Gary D’Alessandro and his Shrewsbury band the Wildcats were freshmen in high school when they performed on “Community Auditions” in 1965, winning second place. “Even without a prize, we would have done it anyway. It was a lot of fun,” said D’Alessandro in a 2007 story in the MetroWest Daily News. “I have no idea where we got the nerve to do this. I don’t think we questioned it very much.”


Stepping stone for future stars

During the 1980s, Lowell native and star of “E.R.” and “Band of BrothersScott Grimes sang and won first place on the show for his exceptional rendition of “Somewhere Over the Rainbow.” A 12-year-old Sarah Silverman also sang and competed on “Community Auditions,” as did 2016 “Best New Artist” Grammy winner Meghan Trainor (after the show was restored in 2007 as “Community Auditions – Star of the Day”). 
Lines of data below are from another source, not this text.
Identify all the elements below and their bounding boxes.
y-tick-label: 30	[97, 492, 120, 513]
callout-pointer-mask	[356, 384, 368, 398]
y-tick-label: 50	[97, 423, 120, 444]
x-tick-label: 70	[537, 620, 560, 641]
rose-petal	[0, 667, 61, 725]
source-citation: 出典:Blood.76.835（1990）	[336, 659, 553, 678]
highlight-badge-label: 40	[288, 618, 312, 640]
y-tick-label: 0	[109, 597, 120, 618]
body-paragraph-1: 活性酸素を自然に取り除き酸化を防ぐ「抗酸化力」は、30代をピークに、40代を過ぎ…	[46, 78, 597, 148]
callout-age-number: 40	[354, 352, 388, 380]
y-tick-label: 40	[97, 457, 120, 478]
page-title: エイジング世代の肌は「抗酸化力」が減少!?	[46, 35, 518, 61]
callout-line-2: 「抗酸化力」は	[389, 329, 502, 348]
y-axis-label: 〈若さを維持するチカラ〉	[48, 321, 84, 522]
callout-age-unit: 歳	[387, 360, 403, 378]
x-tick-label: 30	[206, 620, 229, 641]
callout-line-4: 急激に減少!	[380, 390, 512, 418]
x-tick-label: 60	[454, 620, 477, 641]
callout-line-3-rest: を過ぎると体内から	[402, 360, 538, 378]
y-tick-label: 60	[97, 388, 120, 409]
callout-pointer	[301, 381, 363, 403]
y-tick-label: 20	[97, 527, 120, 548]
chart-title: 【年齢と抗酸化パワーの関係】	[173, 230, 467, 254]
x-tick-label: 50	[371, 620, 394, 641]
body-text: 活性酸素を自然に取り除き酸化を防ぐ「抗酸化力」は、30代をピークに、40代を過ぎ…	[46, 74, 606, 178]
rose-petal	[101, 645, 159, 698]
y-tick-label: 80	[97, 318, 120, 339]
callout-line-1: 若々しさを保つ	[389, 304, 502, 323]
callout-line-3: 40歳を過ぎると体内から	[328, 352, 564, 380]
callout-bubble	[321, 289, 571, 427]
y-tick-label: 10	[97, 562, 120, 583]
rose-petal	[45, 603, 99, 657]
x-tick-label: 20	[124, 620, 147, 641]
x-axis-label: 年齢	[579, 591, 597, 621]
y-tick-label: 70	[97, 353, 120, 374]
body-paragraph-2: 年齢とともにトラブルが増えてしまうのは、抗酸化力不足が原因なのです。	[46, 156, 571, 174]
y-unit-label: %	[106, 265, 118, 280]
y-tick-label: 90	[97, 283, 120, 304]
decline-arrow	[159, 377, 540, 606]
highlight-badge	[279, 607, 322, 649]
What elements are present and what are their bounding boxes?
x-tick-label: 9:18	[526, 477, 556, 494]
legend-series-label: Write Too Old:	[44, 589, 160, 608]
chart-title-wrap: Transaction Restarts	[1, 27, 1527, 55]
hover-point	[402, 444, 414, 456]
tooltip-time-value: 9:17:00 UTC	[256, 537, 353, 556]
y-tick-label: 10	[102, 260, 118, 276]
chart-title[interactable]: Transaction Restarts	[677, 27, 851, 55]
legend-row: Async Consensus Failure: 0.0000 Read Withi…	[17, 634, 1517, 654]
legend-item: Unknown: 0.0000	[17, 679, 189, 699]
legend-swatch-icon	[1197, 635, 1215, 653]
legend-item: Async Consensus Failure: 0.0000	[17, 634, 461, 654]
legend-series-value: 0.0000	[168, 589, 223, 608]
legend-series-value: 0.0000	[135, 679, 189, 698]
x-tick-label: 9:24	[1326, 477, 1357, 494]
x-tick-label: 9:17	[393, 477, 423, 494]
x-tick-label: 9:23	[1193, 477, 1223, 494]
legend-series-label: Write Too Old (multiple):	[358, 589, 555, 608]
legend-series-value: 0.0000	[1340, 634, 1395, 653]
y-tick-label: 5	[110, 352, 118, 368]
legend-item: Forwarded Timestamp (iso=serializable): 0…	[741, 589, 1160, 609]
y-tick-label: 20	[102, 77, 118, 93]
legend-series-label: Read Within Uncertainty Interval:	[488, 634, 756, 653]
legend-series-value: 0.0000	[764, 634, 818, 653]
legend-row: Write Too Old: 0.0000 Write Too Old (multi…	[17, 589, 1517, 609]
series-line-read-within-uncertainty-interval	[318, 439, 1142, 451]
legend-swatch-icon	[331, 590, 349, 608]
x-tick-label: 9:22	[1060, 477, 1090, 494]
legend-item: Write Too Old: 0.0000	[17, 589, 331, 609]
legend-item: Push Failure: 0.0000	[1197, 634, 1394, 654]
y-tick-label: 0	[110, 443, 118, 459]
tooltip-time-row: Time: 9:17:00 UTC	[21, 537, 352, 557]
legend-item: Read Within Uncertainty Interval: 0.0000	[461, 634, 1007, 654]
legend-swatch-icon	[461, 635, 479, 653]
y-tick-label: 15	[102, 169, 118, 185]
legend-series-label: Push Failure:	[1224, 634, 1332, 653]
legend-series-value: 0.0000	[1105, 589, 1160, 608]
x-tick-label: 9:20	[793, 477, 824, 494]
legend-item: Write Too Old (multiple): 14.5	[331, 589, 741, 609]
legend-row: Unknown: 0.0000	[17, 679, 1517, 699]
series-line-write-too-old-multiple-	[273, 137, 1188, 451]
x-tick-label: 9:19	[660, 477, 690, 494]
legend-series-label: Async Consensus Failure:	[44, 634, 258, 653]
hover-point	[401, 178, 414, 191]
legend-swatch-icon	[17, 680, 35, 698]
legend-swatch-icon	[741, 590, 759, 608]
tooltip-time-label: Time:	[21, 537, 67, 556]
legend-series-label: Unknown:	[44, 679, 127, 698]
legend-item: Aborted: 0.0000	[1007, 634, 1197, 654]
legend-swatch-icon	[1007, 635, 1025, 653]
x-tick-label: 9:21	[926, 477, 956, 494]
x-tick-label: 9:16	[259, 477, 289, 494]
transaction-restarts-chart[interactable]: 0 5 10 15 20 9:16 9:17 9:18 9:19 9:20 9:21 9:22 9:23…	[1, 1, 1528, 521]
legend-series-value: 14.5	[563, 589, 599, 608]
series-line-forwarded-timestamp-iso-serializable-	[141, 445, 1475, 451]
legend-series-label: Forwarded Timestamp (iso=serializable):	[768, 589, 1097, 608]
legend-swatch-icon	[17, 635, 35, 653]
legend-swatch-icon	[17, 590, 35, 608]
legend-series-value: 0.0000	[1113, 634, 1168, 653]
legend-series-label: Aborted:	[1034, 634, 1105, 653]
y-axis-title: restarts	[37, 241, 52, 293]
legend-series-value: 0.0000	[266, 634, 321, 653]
Maynard’s singing of the question Star of the day! Who will it be?” caused hope to rise in New Englanders who wanted a chance to shine. At the end of each episode, contestants joined Maynard in singing the lyrics to the show’s theme song, “Star of the Day.”

According to Maynard, “It was the number one show in that time slot,” Maynard told the MetroWest Daily News. “It wasn’t prime time, but who cares when you are number one.  really loved doing the show. Everybody was on that show.”

“It was a very honest show with magicians, tap dancers, singers, comedians, and impersonators,” Maynard added. “There were themed competitions just for policemen, firemen, and people in their 80s and over. It was great.”


Host goes on to radio fame

In 1979, Maynard began doing nighttime talk radio. One of his most memorable on-air moments happened one night when he kept a suicidal caller on the air for over an hour, saving the man’s life after his producer called police to track down his whereabouts. The caller announced he had just swallowed 50 pills of the anti-coagulant drug Coumadin and downed a bottle of 100-proof vodka. The man was later identified as a retired police officer who wanted to speak with Maynard’s guest, Dr. Ari Kiev, who had written a book for those considering suicide.

Listeners from across the country and Canada tuned in as Kiev and Maynard kept the man talking until police arrived at his home.

“It was like a movie script,” Maynard told the Boston Globe afterward. “My heart was in my mouth most of the time.’’

A year later, he was offered a morning spot and “Maynard in the Morning became the number one-rated morning radio show in Boston. Dave Maynard died in 2012 after a long battle with Parkinson’s disease. He was 82.